New York Times

Justices Hear Bias Case on Excluding Black Jurors

November 3, 2015

by Adam Liptak

WASHINGTON — “We have an arsenal of smoking guns,” a lawyer for a death row inmate told the Supreme Court on Monday.

The justices were considering a case on race discrimination in jury selection, and there seemed to be consensus that prosecutors in Georgia had crossed a constitutional line in 1987 in their efforts to exclude all blacks from a jury that would hear a capital case against a black man, Timothy T. Foster, who was accused of killing a white woman, Queen Madge White.

Prosecutors used peremptory challenges — ones that do not require giving a reason — to exclude every potential black juror.

In 1986, in Batson v. Kentucky, the Supreme Court made an exception to the centuries-old rule that peremptory challenges are completely discretionary. It ruled that race discrimination in jury selection was unconstitutional and required lawyers accused of it to provide a nondiscriminatory explanation.

Such challenges are rare, and most lawyers are capable of offering reasons unrelated to race. Many legal experts say the Batson ruling has turned out to be toothless and symbolic. But Monday’s case, Foster v. Chatman, No. 14-8349, appeared poised to be an exception.

“Isn’t this as clear a Batson violation as this court is likely to see?” Justice Elena Kagan asked.

The case certainly had unusually vivid evidence. In notes that did not surface until decades after the trial, the result of a public records request, prosecutors had marked the names of black prospective jurors with a B and highlighted those names in green.

They circled the word “black” where potential jurors had noted their race on questionnaires. They ranked the black prospective jurors in case “it comes down to having to pick one of the black jurors,” as the prosecution’s investigator put it in a draft affidavit at the time.

In the end, prosecutors struck all four black potential jurors.

When challenged, Stephen Lanier, the lead prosecutor, denied that race had been a factor and offered other reasons for the strikes. The black prospective jurors were confused, incoherent, hostile, disrespectful or nervous, he said, and three did not make enough eye contact.

“All I have to do is have a race-neutral reason,” Mr. Lanier said at the time, “and all of these reasons that I have given the court are racially neutral.” The judge rejected the defense’s objection.

The Supreme Court’s more conservative members mostly discussed potential hurdles in the case.
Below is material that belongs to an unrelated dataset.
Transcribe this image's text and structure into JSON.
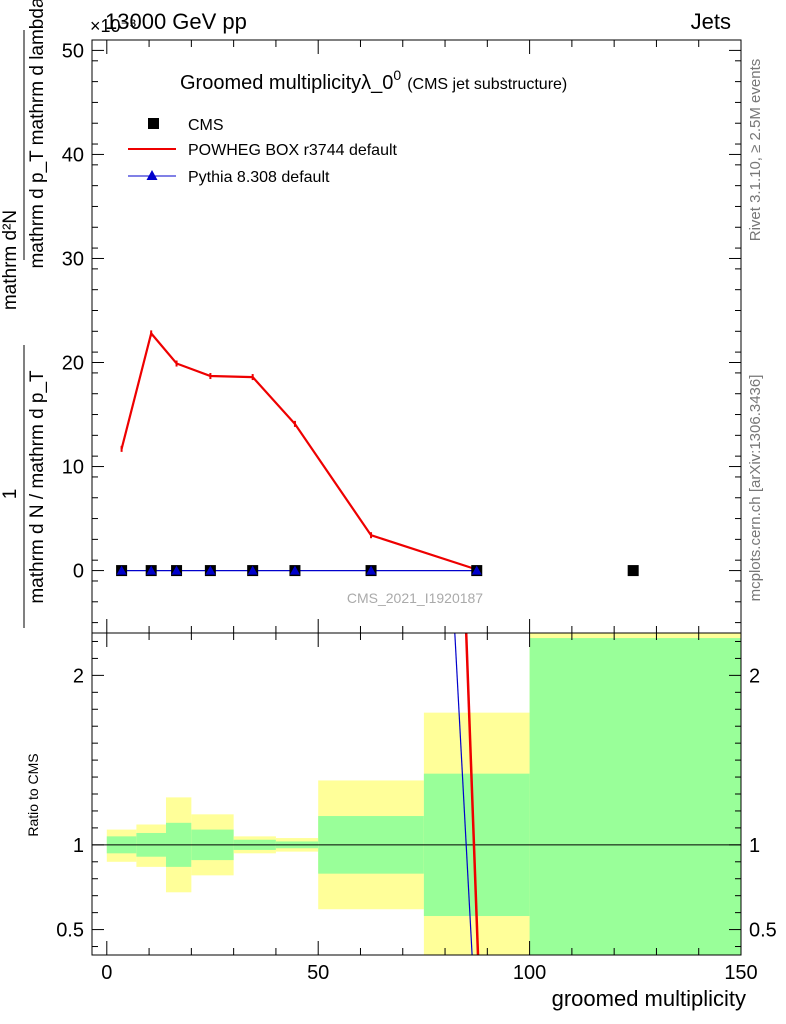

Justice Antonin Scalia, for instance, said the trial judge was in the best position to assess the prosecutors’ intent. “It’s sort of hard for us to do it on a cold record,” he said.

Justice Kagan agreed but added that this was “a case where all the evidence of intentional discrimination was not before the judge at the time.”
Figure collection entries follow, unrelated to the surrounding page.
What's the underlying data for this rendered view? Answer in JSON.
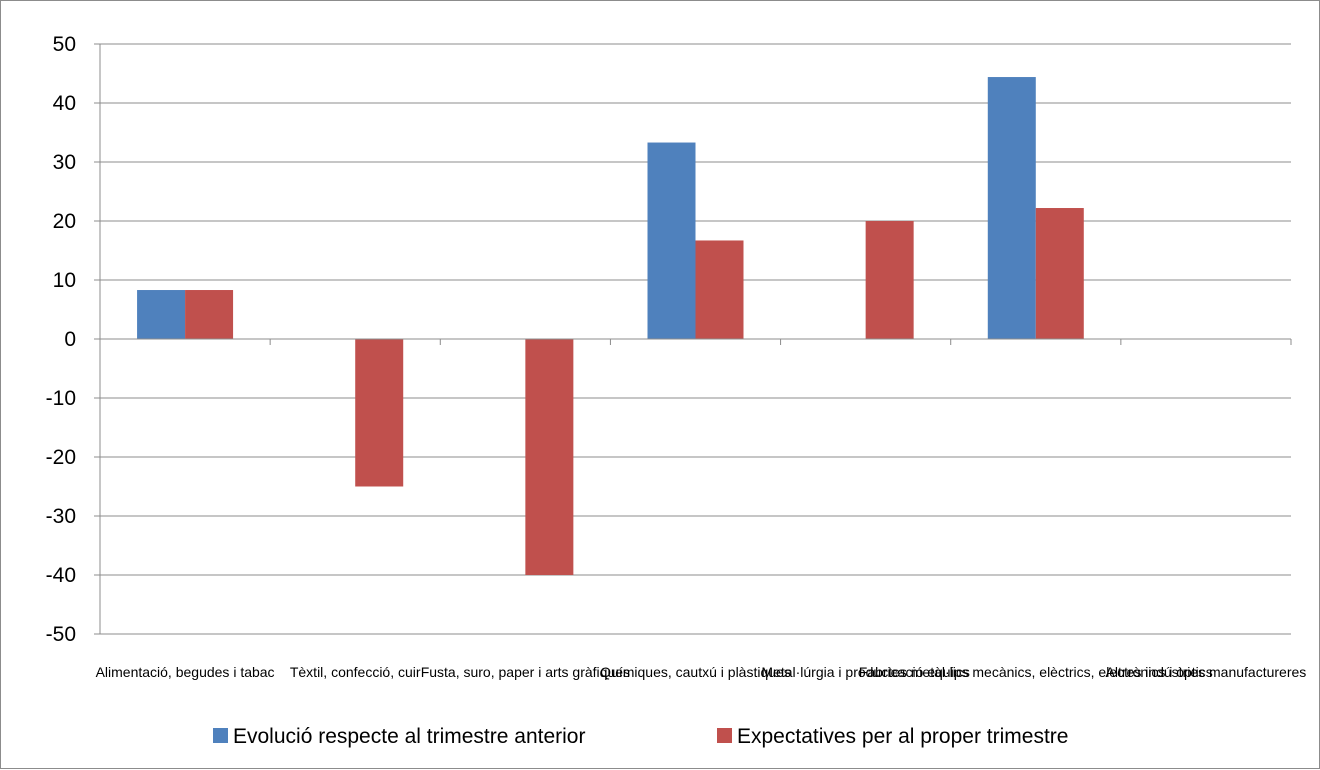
{
  "chart_data": {
    "type": "bar",
    "title": "",
    "xlabel": "",
    "ylabel": "",
    "ylim": [
      -50,
      50
    ],
    "yticks": [
      50,
      40,
      30,
      20,
      10,
      0,
      -10,
      -20,
      -30,
      -40,
      -50
    ],
    "grid": true,
    "legend_position": "bottom",
    "categories": [
      "Alimentació, begudes i tabac",
      "Tèxtil, confecció, cuir",
      "Fusta, suro, paper i arts gràfiques",
      "Químiques, cautxú i plàstiques",
      "Metal·lúrgia i productes metàl·lics",
      "Fabricació equips mecànics, elèctrics, electrònics i òptics",
      "Altres indústries manufactureres"
    ],
    "series": [
      {
        "name": "Evolució respecte al trimestre anterior",
        "color": "#4f81bd",
        "values": [
          8.3,
          0,
          0,
          33.3,
          0,
          44.4,
          0
        ]
      },
      {
        "name": "Expectatives per al proper trimestre",
        "color": "#c0504d",
        "values": [
          8.3,
          -25,
          -40,
          16.7,
          20,
          22.2,
          0
        ]
      }
    ]
  }
}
Justice Samuel A. Alito Jr. appeared troubled by some explanations offered by prosecutors that seemed to be at odds with the facts.
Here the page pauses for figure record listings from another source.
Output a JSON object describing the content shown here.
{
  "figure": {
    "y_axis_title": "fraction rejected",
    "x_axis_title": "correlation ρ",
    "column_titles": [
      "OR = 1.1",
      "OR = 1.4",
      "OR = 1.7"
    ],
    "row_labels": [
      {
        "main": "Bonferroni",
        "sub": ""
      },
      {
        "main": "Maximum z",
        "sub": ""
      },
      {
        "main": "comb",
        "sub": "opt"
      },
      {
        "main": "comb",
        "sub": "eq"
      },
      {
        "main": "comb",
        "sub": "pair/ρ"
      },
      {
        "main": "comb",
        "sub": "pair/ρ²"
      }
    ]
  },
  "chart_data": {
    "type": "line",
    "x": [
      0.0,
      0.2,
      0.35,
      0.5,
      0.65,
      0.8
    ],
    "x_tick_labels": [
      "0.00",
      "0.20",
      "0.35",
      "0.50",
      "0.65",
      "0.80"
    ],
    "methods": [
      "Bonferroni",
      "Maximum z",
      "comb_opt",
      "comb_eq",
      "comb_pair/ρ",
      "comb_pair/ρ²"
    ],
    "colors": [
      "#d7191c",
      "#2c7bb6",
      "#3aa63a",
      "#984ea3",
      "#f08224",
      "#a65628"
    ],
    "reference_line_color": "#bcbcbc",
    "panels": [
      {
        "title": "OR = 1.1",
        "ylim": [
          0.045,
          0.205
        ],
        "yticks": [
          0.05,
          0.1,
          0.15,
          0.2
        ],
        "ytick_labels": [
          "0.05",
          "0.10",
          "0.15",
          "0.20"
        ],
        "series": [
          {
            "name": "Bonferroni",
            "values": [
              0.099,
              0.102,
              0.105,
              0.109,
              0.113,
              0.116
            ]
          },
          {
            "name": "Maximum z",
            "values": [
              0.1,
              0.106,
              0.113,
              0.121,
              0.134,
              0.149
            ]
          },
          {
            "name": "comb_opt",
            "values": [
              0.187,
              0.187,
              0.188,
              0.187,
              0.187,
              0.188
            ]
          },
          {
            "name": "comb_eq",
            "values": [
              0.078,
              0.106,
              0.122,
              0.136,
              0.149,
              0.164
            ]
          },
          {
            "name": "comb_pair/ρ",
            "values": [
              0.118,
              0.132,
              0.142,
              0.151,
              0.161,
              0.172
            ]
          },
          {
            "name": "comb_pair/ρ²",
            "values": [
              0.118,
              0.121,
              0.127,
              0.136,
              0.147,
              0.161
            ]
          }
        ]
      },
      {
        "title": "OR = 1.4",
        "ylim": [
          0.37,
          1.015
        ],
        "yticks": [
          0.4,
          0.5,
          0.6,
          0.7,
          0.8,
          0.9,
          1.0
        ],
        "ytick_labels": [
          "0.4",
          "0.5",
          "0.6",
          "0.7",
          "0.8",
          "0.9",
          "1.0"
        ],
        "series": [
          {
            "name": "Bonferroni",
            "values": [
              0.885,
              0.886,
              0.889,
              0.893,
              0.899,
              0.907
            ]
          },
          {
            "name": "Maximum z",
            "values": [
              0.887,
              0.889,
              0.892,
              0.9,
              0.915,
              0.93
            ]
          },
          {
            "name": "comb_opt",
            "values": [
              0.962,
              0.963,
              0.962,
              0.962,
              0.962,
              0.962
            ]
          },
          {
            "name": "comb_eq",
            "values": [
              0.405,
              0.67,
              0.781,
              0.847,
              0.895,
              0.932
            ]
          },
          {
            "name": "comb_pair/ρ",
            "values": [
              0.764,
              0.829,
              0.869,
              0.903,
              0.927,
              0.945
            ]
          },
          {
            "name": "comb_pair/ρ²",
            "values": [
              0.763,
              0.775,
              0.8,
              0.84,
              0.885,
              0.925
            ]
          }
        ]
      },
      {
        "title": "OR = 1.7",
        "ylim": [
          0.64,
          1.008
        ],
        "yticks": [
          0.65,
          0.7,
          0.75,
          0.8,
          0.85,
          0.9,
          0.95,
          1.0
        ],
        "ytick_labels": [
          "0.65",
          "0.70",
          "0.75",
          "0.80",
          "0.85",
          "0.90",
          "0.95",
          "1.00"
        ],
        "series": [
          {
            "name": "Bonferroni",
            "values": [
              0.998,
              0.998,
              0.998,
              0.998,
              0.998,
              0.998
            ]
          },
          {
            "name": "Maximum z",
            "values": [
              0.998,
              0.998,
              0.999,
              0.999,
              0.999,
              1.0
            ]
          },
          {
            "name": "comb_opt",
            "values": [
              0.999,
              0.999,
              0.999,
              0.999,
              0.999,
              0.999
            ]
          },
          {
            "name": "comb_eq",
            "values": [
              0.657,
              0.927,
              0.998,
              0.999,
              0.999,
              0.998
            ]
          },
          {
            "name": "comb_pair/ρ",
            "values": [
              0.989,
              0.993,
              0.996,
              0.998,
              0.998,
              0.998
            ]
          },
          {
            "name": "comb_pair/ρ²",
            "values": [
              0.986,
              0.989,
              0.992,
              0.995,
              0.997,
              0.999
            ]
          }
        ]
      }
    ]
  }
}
A 34-year-old black woman, for instance, was said to be too close in age to the defendant, who was 19. (The prosecution did not challenge eight prospective white jurors age 35 or under.)

Beth A. Burton, a lawyer representing the State of Georgia, said prosecutors had noted the jurors’ races and marshaled long lists of race-neutral explanations because the Batson decision had just been issued and they were unsure how to comply with it.

Justice Stephen G. Breyer asked whether Mr. Lanier or the state had ever said such a thing at the time or in the decades before the case arrived at the Supreme Court. Ms. Burton said no.

Justice Breyer underscored the concession. “So if that had been his real reason, isn’t it a little surprising that he never thought of it, or didn’t tell anybody, until you raise this argument in your main brief?” Justice Breyer asked.

Justice Anthony M. Kennedy asked how courts should assess the “laundry list of reasons for striking the black jurors” when “some of those are reasonable and some are implausible.”

Stephen B. Bright, a lawyer for Mr. Foster, said courts should be wary of encouraging lawyers “to just give as many reasons as possible and hope that one will be acceptable.”

Justice Breyer added that the sheer number of explanations offered for striking black potential jurors was suspicious. It reminded him, he said, of excuses his grandson might offer for not doing homework.

In the jury case, he said, “I think any reasonable person looking at this would say, no, his reason was a purpose to discriminate on the basis of race.”

Mr. Foster was convicted by an all-white jury and sentenced to death. He has spent decades on death row and is seeking a new trial.